The relationship of N processing to stream water NO 3 concentration did not saturate according to our hypothesis, rather, it conformed to an Efficiency Loss model in which the efficiency at which N is cycled and retained decreases with increasing nutrient concentration. In low-NO 3 streams, available NO 3 was spiraled very quickly and traveled a relatively short distance before being taken up again. As the concentration of NO 3 increased, the magnitude and length of spiraling also increased. Although the rate of cycling between organic and inorganic forms increased along the NO 3 gradient, the relative proportion of NO 3 retained by the stream decreased, resulting in longer uptake lengths and a lower V f.

For the most part, denitrification was a minor flux in relation the rapid rate of turnover of water column NO 3 , composing only ∼1% of Ut. Denitrification may remove a significant percent of the stream water NO 3 over longer distances, with an average removal of 20% km−1 across all nine streams, although this was highly variable and removal in a majority of the streams was <5% km−1. The relative importance of both groundwater input and denitrification decreased along the gradient. NO 3 flux increased faster, relative to increases in process fluxes characterized by an exponential decrease in the amount of N processed relative to N available. Overall NO 3 retained by the stream reach, as a proportion of influx, decreased with increasing NO 3 concentration.
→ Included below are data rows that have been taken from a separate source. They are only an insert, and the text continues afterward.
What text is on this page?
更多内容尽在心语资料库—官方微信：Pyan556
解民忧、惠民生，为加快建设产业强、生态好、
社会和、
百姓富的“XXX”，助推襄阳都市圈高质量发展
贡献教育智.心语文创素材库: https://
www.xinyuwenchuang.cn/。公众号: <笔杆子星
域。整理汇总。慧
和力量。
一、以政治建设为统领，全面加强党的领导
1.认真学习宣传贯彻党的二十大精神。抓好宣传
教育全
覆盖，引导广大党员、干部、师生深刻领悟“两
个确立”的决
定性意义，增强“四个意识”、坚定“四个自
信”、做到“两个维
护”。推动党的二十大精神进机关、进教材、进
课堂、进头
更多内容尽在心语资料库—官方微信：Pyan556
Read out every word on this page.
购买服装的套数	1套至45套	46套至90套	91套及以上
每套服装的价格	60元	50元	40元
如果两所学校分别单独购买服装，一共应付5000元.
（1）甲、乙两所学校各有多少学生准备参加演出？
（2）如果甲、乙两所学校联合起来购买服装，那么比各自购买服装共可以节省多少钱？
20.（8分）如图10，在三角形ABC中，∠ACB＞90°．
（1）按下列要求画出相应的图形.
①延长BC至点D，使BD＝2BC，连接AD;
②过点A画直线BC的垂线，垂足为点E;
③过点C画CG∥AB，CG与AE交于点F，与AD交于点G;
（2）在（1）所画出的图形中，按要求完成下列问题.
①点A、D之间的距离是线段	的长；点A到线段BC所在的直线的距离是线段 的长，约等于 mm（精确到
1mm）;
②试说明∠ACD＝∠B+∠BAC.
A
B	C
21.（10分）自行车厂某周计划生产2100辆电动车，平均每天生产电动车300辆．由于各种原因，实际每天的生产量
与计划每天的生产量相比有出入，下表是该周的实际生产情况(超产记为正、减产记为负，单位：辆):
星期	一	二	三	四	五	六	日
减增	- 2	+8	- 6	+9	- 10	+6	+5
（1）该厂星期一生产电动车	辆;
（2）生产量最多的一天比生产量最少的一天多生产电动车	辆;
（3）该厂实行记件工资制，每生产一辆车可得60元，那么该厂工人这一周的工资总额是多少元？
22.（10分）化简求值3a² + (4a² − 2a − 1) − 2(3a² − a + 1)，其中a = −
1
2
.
This study demonstrates that NO 3 turns over rapidly in stream water, even in streams with high nitrate loads, leading to short-term retention. The rate of turnover declines with concentration. Although some streams demonstrate significant denitrification over long distances, most only showed modest NO 3 removal (5% km−1). These results have implication toward the management of nutrient export from the landscape. First, longer streams will have a greater effect on nitrate retention and removal. Management strategies that involve reducing channel length (i.e. channelizing and straitening streams) should be avoided. Efforts should also be directed toward reducing N loads prior to reaching the stream, through the protection of wetlands and riparian areas.